Amazon’s investment arm, Alexa Fund, is part of a $300m round secured by Rubin’s
Essential Products, whose PH-1 AI-driven handset has suffered a string of delays, but is reportedly set to make its appearance in good time for the holiday season. Other investors include Chinese internet and ecommerce giant Tencent, and Access Technology Ventures.
The PH-1 will run Android and will be exclusive to Sprint in the US, but will be available unlocked via Amazon and Best Buy. It is expected to be a high end device in the same bracket as the Google Pixel or Galaxy S8, running on a Qualcomm Snapdragon 835 processor, with 128GB of internal storage. It will be heavily focused on AI and augmented reality applications with a 360-degree camera.
Amazon has failed to come remotely close to Google’s impact on the mobile devices market, especially with the failure of its Fire Phone, but of course it has a significant role in delivering content, apps and cloud services to all those devices. That has not stopped it trying to control the end gadget too, however, and its Kindle tablets and ereaders, and its Echo home products, have helped to drive new ways of consuming on the wireless network (bundled cellular access in the ereaders; low cost tablets as loss leaders for content and subscriptions with Kindle Fire; AI-driven assistants embedded in a speaker with Echo). Its involvement in Essential is bound to stoke speculation that it might want to partner with a new vendor in order to tie a distinctive, modern smartphone to its own services.
Rubin, who has former Apple and Google engineers in his 40-strong team, is also reported to be working on a platform which will tie multiple mobile and smart home devices into an AI engine – and that, of course, would relate directly to Amazon’s strategy to push its services to all kinds of mobile and home devices, tapping into its AI engine Alexa. Alexa could even become that engine for Rubin’s portfolio as it expands.
Rubin is convinced AI is the next big change to ripple through the technology industry. When he initially announced his plans at the turn of this year, he told a conference: “New computing platforms happen every 10 to 12 years.
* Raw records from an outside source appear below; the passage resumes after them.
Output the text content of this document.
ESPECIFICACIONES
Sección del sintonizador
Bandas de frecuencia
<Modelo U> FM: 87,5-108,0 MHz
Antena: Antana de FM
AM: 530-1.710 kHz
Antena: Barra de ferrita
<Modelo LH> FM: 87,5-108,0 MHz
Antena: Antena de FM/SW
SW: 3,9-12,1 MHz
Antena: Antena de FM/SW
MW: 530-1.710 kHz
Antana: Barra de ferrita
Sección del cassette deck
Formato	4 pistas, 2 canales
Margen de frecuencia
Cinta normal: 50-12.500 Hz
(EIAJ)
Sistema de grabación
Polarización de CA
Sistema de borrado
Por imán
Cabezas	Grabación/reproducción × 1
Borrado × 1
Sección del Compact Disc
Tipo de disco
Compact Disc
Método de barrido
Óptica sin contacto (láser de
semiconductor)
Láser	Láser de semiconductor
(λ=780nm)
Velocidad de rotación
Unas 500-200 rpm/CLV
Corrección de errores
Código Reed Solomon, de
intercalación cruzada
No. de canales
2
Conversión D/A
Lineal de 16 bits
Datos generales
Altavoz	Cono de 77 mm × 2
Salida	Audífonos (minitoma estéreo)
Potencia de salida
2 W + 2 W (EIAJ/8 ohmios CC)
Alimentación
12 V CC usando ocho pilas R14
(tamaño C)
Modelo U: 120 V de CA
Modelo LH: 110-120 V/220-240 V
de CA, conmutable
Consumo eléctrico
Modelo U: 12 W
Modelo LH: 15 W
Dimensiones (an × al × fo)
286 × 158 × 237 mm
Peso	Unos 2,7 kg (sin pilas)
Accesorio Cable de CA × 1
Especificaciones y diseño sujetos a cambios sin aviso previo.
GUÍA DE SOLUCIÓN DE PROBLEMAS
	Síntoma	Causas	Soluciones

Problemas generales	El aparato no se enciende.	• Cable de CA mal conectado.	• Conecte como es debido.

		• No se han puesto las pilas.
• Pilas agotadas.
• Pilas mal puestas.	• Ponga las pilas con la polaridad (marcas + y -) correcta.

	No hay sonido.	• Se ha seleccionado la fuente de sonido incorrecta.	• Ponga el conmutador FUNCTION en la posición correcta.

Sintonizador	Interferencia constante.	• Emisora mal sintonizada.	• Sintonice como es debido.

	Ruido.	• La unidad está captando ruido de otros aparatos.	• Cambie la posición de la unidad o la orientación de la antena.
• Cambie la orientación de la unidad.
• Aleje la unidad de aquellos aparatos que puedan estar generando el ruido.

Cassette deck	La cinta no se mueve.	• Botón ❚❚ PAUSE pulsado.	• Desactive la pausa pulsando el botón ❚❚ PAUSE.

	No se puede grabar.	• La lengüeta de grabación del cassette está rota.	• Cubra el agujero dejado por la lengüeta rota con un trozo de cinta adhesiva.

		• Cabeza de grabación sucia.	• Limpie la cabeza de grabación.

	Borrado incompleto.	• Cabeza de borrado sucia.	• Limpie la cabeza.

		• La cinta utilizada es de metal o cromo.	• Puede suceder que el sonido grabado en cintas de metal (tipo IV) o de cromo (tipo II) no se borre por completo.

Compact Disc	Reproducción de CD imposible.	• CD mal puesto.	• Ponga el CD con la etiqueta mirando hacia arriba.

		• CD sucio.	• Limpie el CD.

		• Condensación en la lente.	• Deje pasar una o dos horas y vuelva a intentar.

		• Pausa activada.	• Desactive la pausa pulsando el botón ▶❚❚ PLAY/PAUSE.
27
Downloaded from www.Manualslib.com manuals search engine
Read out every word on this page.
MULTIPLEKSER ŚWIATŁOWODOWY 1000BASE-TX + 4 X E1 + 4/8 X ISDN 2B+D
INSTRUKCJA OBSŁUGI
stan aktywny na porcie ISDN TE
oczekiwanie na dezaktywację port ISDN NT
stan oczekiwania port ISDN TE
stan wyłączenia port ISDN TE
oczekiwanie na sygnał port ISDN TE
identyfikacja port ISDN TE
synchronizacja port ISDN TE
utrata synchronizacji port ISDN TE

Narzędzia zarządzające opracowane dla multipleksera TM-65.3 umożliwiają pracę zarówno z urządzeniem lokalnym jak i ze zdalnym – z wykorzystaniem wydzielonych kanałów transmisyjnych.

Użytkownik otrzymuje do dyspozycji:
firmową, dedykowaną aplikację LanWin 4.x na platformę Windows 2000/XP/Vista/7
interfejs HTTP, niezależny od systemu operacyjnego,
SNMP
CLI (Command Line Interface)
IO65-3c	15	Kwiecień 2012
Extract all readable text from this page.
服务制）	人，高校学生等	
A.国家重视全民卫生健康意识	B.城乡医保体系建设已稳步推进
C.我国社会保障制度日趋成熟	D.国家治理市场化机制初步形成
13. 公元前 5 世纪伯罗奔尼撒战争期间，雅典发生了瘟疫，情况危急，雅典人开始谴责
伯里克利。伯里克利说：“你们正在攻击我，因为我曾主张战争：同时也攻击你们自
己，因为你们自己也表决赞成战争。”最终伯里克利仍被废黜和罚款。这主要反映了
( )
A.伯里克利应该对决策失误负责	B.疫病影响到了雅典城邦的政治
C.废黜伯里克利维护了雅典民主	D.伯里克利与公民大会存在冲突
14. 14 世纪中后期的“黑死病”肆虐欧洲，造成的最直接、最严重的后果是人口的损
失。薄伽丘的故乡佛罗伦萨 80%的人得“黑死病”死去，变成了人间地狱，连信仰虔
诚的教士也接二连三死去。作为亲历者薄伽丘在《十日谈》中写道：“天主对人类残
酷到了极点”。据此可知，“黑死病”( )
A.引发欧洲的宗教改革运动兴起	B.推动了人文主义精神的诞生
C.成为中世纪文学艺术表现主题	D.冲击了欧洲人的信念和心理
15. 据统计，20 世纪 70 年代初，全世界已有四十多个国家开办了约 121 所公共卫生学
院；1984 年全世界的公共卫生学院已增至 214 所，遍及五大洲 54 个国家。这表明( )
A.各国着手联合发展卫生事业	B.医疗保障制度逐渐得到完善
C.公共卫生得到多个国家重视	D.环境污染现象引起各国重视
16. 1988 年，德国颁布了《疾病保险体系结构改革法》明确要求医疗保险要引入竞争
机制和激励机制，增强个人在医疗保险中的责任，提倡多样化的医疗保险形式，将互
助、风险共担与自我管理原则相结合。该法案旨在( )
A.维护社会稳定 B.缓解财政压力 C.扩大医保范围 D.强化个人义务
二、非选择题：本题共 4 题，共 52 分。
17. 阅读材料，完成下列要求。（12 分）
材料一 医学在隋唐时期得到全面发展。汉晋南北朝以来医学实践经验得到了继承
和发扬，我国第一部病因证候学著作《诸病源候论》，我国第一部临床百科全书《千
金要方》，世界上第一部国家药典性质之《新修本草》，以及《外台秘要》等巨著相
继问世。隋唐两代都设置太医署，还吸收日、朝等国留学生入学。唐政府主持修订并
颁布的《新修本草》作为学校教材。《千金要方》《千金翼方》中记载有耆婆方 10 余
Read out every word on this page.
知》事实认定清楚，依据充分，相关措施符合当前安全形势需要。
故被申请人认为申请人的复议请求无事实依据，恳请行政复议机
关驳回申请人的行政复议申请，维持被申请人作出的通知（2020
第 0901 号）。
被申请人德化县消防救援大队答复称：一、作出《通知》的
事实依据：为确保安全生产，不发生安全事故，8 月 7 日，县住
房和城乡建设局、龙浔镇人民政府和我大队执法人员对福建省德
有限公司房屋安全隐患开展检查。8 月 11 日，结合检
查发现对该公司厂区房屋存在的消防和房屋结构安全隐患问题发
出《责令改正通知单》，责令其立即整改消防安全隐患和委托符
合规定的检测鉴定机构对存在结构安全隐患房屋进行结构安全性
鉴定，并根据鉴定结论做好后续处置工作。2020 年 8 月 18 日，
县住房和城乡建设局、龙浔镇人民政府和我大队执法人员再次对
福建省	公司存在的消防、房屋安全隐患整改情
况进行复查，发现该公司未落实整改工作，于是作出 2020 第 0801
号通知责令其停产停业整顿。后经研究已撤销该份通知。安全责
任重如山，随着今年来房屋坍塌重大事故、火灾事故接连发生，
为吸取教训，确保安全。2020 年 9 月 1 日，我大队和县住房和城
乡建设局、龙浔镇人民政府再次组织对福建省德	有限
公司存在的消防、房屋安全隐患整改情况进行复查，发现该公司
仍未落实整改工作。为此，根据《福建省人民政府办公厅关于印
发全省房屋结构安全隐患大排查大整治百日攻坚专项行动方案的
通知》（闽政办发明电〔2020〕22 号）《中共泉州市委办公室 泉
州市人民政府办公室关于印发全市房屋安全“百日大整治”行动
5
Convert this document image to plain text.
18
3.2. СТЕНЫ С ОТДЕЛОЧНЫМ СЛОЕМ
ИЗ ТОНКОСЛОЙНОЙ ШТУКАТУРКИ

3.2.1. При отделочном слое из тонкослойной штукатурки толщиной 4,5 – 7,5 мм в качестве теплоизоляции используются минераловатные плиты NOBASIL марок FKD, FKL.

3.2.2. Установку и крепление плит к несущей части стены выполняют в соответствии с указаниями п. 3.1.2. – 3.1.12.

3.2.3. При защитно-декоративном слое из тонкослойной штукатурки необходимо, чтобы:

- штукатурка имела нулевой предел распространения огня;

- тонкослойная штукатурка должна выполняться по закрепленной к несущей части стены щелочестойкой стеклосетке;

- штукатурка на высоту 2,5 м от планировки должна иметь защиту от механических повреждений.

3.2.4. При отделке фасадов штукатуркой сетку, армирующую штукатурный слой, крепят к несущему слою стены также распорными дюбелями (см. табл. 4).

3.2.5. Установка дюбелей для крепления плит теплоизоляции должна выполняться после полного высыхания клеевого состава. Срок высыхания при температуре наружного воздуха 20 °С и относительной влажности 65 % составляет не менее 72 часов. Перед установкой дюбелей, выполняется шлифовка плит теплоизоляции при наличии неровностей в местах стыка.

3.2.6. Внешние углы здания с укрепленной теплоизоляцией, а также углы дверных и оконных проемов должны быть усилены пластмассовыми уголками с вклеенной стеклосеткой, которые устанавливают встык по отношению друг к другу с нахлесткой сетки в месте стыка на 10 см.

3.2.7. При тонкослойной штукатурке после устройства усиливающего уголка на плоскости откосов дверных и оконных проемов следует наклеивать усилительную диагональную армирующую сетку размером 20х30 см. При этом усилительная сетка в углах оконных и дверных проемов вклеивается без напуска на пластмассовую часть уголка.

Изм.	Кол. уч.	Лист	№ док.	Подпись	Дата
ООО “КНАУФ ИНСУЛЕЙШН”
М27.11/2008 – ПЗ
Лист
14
What’s the next platform? It’s about data and people training AI systems to learn.”
But rather than looking ahead to new, as-yet ill-defined categories of devices, as Amazon’s labs are doing; or working on a ‘post-device world’ in which everything accesses the internet, as Google has discussed; Rubin is planning a good old traditional smartphone to be the centrepiece of Essential.
He registered the company Essential Products Inc. with California regulators in November 2015, and in late 2016, registered ‘Essential’ with the US Patent and Trademark Office, listing smartphones, tablets, accessories and “computer operating software for mobile phones” among its goods and services.